Wells Fargo hosted Royal Caribbean management for investor meetings Monday and Tuesday.
The company is well-positioned in Europe thanks to its greater exposure to northern Europe with Allure of the Seas' UK deployment next year, analyst Tim Conder said. He added that newer ships compared to a 2006 fleet base produce 25% higher yields and have 20% lower operating costs, resulting in three to 3.5-times higher earnings before interest, taxation, depreciation and amortization.
Conder said moderate 3% to 5% average capacity growth and controlled costs leave revenue opportunities as the key to deliver 2017 targets of earnings per share of approximately $6.90 and greater than 10% return on invested capital.

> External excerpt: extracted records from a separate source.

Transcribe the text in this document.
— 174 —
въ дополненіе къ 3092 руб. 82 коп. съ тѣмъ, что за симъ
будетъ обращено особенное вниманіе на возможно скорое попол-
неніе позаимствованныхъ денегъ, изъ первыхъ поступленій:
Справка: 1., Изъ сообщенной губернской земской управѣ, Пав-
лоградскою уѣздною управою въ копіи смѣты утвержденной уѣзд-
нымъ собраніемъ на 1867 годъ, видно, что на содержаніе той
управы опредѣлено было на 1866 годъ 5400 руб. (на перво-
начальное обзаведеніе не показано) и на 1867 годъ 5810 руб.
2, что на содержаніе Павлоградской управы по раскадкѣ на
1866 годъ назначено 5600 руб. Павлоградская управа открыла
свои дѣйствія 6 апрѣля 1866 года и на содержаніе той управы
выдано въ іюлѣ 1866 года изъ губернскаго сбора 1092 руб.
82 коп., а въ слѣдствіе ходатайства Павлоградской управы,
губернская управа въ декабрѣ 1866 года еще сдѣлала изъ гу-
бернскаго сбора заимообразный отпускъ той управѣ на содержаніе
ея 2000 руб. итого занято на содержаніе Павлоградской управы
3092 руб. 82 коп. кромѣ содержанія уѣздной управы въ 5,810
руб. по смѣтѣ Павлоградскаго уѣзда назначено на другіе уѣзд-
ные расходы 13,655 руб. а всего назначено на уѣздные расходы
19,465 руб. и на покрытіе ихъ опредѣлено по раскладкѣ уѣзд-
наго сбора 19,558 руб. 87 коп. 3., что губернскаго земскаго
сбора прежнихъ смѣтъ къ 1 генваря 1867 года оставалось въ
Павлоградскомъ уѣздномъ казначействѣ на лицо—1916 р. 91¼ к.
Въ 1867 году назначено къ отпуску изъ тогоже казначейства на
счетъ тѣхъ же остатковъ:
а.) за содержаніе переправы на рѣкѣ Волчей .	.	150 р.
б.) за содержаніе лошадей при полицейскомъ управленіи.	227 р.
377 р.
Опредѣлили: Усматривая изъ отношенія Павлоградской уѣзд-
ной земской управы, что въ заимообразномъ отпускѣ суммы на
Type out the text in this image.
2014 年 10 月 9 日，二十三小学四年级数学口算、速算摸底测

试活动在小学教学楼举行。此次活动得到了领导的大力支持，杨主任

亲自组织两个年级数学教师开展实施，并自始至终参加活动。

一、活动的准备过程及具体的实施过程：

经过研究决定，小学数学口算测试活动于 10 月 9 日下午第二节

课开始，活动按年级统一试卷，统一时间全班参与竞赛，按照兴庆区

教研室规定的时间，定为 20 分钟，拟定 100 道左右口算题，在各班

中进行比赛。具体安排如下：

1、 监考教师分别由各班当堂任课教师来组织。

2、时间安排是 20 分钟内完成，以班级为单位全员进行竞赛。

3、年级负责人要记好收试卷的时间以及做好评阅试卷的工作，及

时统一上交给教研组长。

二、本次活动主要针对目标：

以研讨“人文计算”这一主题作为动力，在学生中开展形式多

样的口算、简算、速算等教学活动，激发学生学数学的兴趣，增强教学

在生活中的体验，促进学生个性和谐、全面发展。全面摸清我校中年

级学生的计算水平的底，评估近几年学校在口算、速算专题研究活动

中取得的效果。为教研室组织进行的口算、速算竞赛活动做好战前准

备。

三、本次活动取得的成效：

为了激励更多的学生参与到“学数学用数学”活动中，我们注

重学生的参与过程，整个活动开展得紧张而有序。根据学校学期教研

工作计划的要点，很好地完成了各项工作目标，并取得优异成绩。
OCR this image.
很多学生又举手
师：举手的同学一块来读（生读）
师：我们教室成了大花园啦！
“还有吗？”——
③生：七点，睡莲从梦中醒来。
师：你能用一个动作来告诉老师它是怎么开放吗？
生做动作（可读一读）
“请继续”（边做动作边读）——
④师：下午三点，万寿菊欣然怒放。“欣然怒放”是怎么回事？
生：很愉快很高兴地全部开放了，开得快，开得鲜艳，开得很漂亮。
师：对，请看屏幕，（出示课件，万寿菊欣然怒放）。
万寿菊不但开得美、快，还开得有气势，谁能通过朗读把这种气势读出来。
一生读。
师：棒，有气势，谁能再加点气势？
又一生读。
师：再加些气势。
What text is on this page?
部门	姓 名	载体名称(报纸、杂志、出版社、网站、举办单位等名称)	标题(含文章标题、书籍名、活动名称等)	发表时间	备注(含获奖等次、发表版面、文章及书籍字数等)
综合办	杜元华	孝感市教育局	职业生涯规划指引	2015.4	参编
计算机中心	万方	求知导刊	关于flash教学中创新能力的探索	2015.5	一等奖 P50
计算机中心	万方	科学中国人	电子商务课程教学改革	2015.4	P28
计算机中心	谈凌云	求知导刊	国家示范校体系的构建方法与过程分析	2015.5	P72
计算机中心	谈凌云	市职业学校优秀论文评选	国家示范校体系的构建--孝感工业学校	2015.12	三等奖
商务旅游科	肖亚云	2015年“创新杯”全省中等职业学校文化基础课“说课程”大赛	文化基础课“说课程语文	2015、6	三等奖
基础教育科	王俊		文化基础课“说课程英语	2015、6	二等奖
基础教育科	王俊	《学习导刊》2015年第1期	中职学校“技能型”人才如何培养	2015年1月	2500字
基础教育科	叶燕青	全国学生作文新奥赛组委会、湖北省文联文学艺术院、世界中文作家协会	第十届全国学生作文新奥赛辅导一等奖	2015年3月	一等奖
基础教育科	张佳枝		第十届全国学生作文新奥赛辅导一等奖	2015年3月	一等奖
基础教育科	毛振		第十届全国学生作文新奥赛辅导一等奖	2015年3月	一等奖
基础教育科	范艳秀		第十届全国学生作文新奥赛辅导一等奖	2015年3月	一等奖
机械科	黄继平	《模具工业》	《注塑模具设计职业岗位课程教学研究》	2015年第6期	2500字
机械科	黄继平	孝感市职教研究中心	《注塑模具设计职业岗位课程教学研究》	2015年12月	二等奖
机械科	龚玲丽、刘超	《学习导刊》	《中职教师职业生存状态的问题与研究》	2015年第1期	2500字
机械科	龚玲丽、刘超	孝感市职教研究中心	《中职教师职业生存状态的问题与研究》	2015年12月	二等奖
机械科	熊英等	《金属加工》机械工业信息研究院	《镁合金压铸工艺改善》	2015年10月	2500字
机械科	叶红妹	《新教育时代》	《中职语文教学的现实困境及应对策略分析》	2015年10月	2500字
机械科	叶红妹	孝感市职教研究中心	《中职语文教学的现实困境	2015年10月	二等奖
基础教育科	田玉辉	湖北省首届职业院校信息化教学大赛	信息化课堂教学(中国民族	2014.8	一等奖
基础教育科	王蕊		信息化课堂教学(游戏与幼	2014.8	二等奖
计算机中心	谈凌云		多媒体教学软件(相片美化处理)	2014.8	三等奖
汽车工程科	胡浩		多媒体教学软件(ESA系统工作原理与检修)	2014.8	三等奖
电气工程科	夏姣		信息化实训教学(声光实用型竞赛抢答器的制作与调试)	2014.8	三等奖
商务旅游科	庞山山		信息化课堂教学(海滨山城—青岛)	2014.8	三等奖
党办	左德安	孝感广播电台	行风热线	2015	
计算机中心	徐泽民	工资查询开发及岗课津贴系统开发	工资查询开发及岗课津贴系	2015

The TUI Cruises joint venture newbuilds, a ship management service contract with China's Ctrip—but no potential joint-venture partnership—and the caution 'cushion' that something will go wrong are other assumptions, along with achieving investment grade rating, nothing higher, in the near future (Wells Fargo believes by the end of 2015).
On China, the brokerage pointed to the government's supportive five-year cruise plan, the growing middle class and the expectation that higher ticket yield and on-board spending should more than offset inaugural costs for Quantum of the Seas. China ticket pricing and on-board spending were reported to be the highest of any global region.
Near-term restraints include transit port infrastructure in Vietnam, Thailand, the Philippines and Indonesia and educating Chinese consumers about cruising.
Wells Fargo reiterated its 'outperform' rating for RCL, its $3.55 EPS estimate for 2014 and its $4.65 forecast for 2015.
Royal Caribbean closed at $67.29 on Tuesday.